An interesting and hopefully successful approach may be to establish a linkage between
humor, the FFM and certainty/ uncertainty orientation (CO/ UO, Huber & Roth 1999). CO
learners tend to avoid explicit searching for new, surprising and abnormal learning
techniques and are not attracted by seeking for incongruent information. Huber states,
they may constitute the majority of the learning population. On the other side UO learners
exactly do the opposite. They prefer unclear and not well structured situations. They
often try new ways of thinking, learning and are seeking for incongruent information. With
the CO/ UO concept, it is possible to describe not only learning behavior and style in
different teaching situations but to have a new personality style as a narrativ to do
research on interactions within these situations.
One step towards this goal is to find existent correlations of CO/ UO with FFM scales.

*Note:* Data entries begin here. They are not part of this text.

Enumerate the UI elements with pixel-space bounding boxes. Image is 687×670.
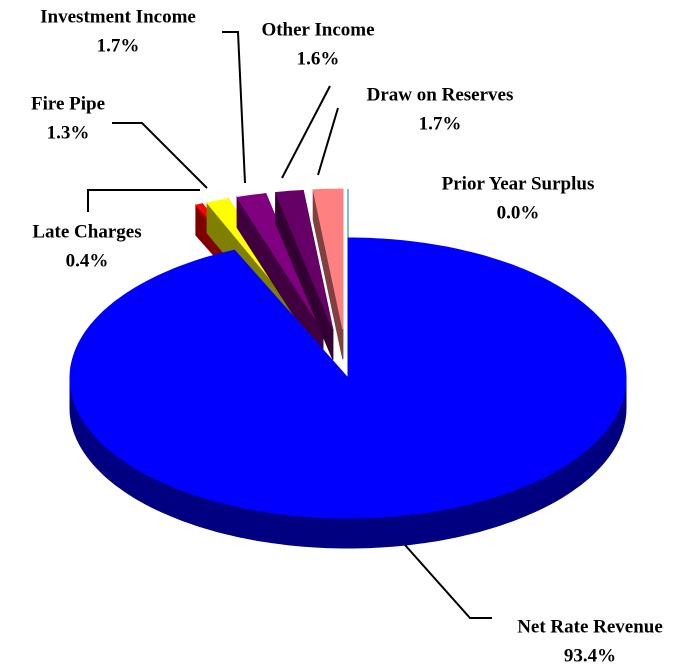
slice	[236, 193, 324, 331]
slice-value-label: 0.4%	[66, 250, 109, 271]
labels: Net Rate Revenue 93.4% Late Charges 0.4% Fir…	[31, 6, 663, 666]
leader-line	[281, 85, 331, 179]
slice-label: Fire Pipe	[31, 93, 105, 114]
leader-line	[222, 31, 246, 184]
leader-line	[87, 189, 200, 212]
slice-label: Net Rate Revenue	[517, 616, 663, 637]
slice	[69, 237, 627, 519]
slice-label: Investment Income	[40, 6, 196, 27]
slice-label: Late Charges	[32, 221, 141, 242]
slice-value-label: 93.4%	[564, 645, 616, 666]
slice	[312, 188, 344, 330]
leader-line	[112, 122, 208, 189]
slice	[274, 189, 334, 330]
pie	[69, 188, 627, 549]
slice-label: Draw on Reserves	[367, 84, 514, 105]
slice-value-label: 0.0%	[497, 202, 540, 223]
slice-value-label: 1.7%	[97, 35, 140, 56]
slice-value-label: 1.3%	[47, 122, 90, 143]
leader-line	[404, 544, 492, 619]
slice-label: Other Income	[261, 19, 374, 40]
leader-line	[317, 107, 339, 176]
slice-value-label: 1.7%	[419, 113, 462, 134]
slice-value-label: 1.6%	[297, 48, 340, 69]
slice-label: Prior Year Surplus	[442, 173, 595, 194]
leaders	[87, 31, 492, 619]
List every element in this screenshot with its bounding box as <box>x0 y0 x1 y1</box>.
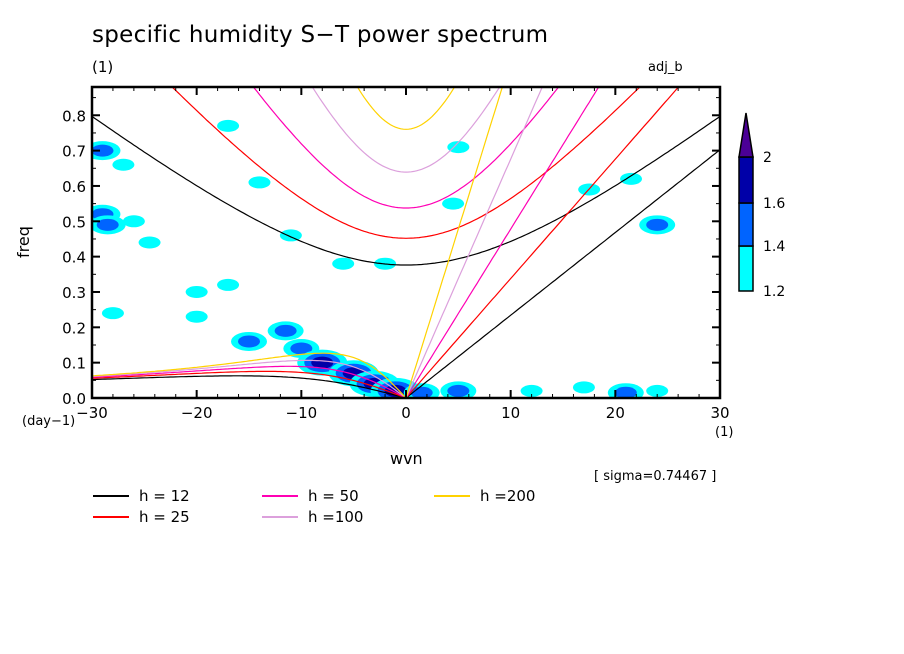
contour-blob <box>447 141 470 154</box>
contour-blob <box>274 324 297 337</box>
chart-subtitle: (1) <box>92 58 114 76</box>
contour-blob <box>447 384 470 397</box>
contour-blob <box>122 215 145 228</box>
x-tick-label: 0 <box>401 404 411 422</box>
y-axis-label: freq <box>14 226 33 258</box>
dispersion-curves <box>92 87 720 398</box>
rossby-curve <box>92 370 407 398</box>
contour-layer <box>92 119 676 398</box>
kelvin-curve <box>405 87 503 398</box>
contour-blob <box>217 278 240 291</box>
contour-blob <box>96 218 119 231</box>
y-tick-label: 0.7 <box>62 143 86 161</box>
chart-title: specific humidity S−T power spectrum <box>92 22 549 48</box>
colorbar-label: 1.6 <box>763 196 785 212</box>
rossby-curve <box>92 359 407 398</box>
legend-swatch <box>93 516 129 518</box>
contour-blob <box>279 229 302 242</box>
kelvin-curve <box>405 149 720 398</box>
colorbar-label: 1.4 <box>763 239 785 255</box>
x-tick-label: −30 <box>76 404 108 422</box>
legend-label: h = 50 <box>308 487 359 505</box>
legend-swatch <box>262 516 298 518</box>
contour-blob <box>646 384 669 397</box>
plot-frame <box>90 85 722 400</box>
x-axis-unit: (1) <box>715 425 734 440</box>
gravity-curve <box>171 87 641 239</box>
y-tick-label: 0.8 <box>62 107 86 125</box>
colorbar-segment <box>738 202 754 247</box>
legend-item: h =200 <box>434 487 535 505</box>
y-tick-label: 0.2 <box>62 319 86 337</box>
contour-blob <box>138 236 161 249</box>
y-tick-label: 0.0 <box>62 390 86 408</box>
legend-item: h = 25 <box>93 508 190 526</box>
legend-label: h =200 <box>480 487 536 505</box>
colorbar-segment <box>738 156 754 204</box>
contour-blob <box>101 307 124 320</box>
colorbar-extend-arrow <box>738 112 754 158</box>
gravity-curve <box>356 87 456 130</box>
rossby-curve <box>92 352 407 398</box>
contour-blob <box>290 342 313 355</box>
y-tick-label: 0.4 <box>62 249 86 267</box>
x-tick-label: 20 <box>606 404 625 422</box>
contour-blob <box>442 197 465 210</box>
y-tick-label: 0.1 <box>62 355 86 373</box>
kelvin-curve <box>405 87 680 398</box>
legend-item: h =100 <box>262 508 363 526</box>
contour-blob <box>112 158 135 171</box>
x-tick-label: 30 <box>710 404 729 422</box>
colorbar-label: 1.2 <box>763 284 785 300</box>
legend-item: h = 12 <box>93 487 190 505</box>
kelvin-curve <box>405 87 600 398</box>
contour-blob <box>520 384 543 397</box>
rossby-curve <box>92 365 407 398</box>
x-tick-label: 10 <box>501 404 520 422</box>
y-tick-label: 0.6 <box>62 178 86 196</box>
x-axis-label: wvn <box>390 449 423 468</box>
rossby-curve <box>92 375 407 398</box>
legend-swatch <box>262 495 298 497</box>
axes: −30 −20 −10 0 10 20 30 0.0 0.1 0.2 0.3 0.4 0.5 0.6 0.7… <box>62 85 730 422</box>
legend-label: h = 25 <box>139 508 190 526</box>
gravity-curve <box>92 115 720 266</box>
legend-swatch <box>434 495 470 497</box>
contour-blob <box>92 144 114 157</box>
legend-item: h = 50 <box>262 487 359 505</box>
y-tick-label: 0.5 <box>62 213 86 231</box>
contour-blob <box>332 257 355 270</box>
contour-blob <box>248 176 271 189</box>
x-tick-label: −20 <box>181 404 213 422</box>
colorbar-segment <box>738 245 754 292</box>
contour-blob <box>238 335 260 348</box>
legend-label: h =100 <box>308 508 364 526</box>
gravity-curve <box>311 87 501 173</box>
contour-blob <box>217 119 240 132</box>
y-tick-label: 0.3 <box>62 284 86 302</box>
contour-blob <box>311 356 334 369</box>
contour-blob <box>620 172 643 185</box>
contour-blob <box>185 285 208 298</box>
gravity-curve <box>252 87 560 209</box>
legend-swatch <box>93 495 129 497</box>
sigma-annotation: [ sigma=0.74467 ] <box>594 469 717 484</box>
contour-blob <box>572 381 595 394</box>
colorbar-label: 2 <box>763 150 772 166</box>
x-tick-label: −10 <box>286 404 318 422</box>
y-axis-unit: (day−1) <box>22 414 76 429</box>
run-label: adj_b <box>648 60 683 75</box>
contour-blob <box>614 386 637 398</box>
contour-blob <box>185 310 208 323</box>
legend-label: h = 12 <box>139 487 190 505</box>
kelvin-curve <box>405 87 543 398</box>
contour-blob <box>646 218 669 231</box>
colorbar: 1.2 1.4 1.6 2 <box>738 112 785 300</box>
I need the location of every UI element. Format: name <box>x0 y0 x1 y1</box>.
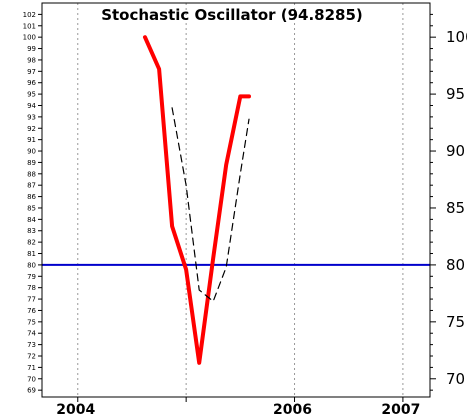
left-y-axis: 69 70 71 72 73 74 75 76 77 78 79 80 81 82 83 84 85 86 87 88… <box>23 11 42 395</box>
stochastic-line-0 <box>143 35 251 365</box>
left-tick-label-85: 85 <box>27 204 36 212</box>
left-tick-label-76: 76 <box>27 307 36 315</box>
left-tick-label-99: 99 <box>27 45 36 53</box>
left-tick-label-88: 88 <box>27 170 36 178</box>
left-tick-label-90: 90 <box>27 148 36 156</box>
left-tick-label-89: 89 <box>27 159 36 167</box>
left-tick-label-75: 75 <box>27 318 36 326</box>
left-tick-label-84: 84 <box>27 216 36 224</box>
plot-frame <box>41 2 431 398</box>
left-tick-label-101: 101 <box>23 22 36 30</box>
left-tick-label-69: 69 <box>27 387 36 395</box>
right-tick-label-75: 75 <box>446 313 465 331</box>
x-tick-label-2004: 2004 <box>56 402 95 418</box>
right-tick-label-80: 80 <box>446 256 465 274</box>
left-tick-label-102: 102 <box>23 11 36 19</box>
x-gridlines <box>77 3 404 397</box>
left-tick-label-77: 77 <box>27 296 36 304</box>
left-tick-label-97: 97 <box>27 68 36 76</box>
left-tick-label-79: 79 <box>27 273 36 281</box>
left-tick-label-71: 71 <box>27 364 36 372</box>
left-tick-label-80: 80 <box>27 261 36 269</box>
x-axis: 2004 2006 2007 <box>56 397 420 418</box>
right-tick-label-90: 90 <box>446 142 465 160</box>
right-y-axis: 70 75 80 85 90 95 100 <box>430 13 467 391</box>
x-tick-label-2007: 2007 <box>381 402 420 418</box>
right-tick-label-95: 95 <box>446 85 465 103</box>
signal-line-1 <box>171 107 250 302</box>
left-tick-label-92: 92 <box>27 125 36 133</box>
left-tick-label-82: 82 <box>27 239 36 247</box>
left-tick-label-70: 70 <box>27 375 36 383</box>
right-tick-label-100: 100 <box>446 28 467 46</box>
x-tick-label-2006: 2006 <box>273 402 312 418</box>
left-tick-label-78: 78 <box>27 284 36 292</box>
left-tick-label-96: 96 <box>27 79 36 87</box>
left-tick-label-91: 91 <box>27 136 36 144</box>
left-tick-label-98: 98 <box>27 56 36 64</box>
right-tick-label-85: 85 <box>446 199 465 217</box>
left-tick-label-94: 94 <box>27 102 36 110</box>
left-tick-label-93: 93 <box>27 113 36 121</box>
left-tick-label-87: 87 <box>27 182 36 190</box>
left-tick-label-95: 95 <box>27 91 36 99</box>
left-tick-label-73: 73 <box>27 341 36 349</box>
chart-title: Stochastic Oscillator (94.8285) <box>101 6 363 24</box>
left-tick-label-74: 74 <box>27 330 36 338</box>
left-tick-label-86: 86 <box>27 193 36 201</box>
left-tick-label-83: 83 <box>27 227 36 235</box>
left-tick-label-100: 100 <box>23 34 36 42</box>
left-tick-label-72: 72 <box>27 353 36 361</box>
right-tick-label-70: 70 <box>446 370 465 388</box>
left-tick-label-81: 81 <box>27 250 36 258</box>
series-layer <box>143 35 251 365</box>
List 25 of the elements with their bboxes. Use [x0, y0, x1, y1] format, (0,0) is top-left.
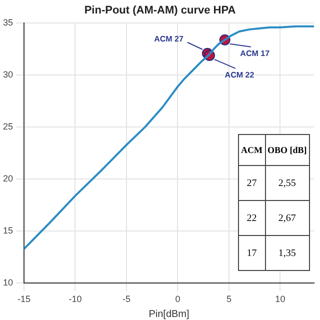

Results from Huber (unpublished) will be shown that give scores on two dimensions:
ambiguity and structure/ need for authority, that describe certainty/ uncertainty
orientation. Significant correlations were found between these scales and exraversion,
openness to experience, neuroticism and conscientousness. Now, it is necessary to identify
corresponding correlational matrices between humor preferences and actions. My ongoing
study at the moment is to find correlations between FFM, 3WD and CO/ UO. Results and
practical conclusions will be presented in the final paper.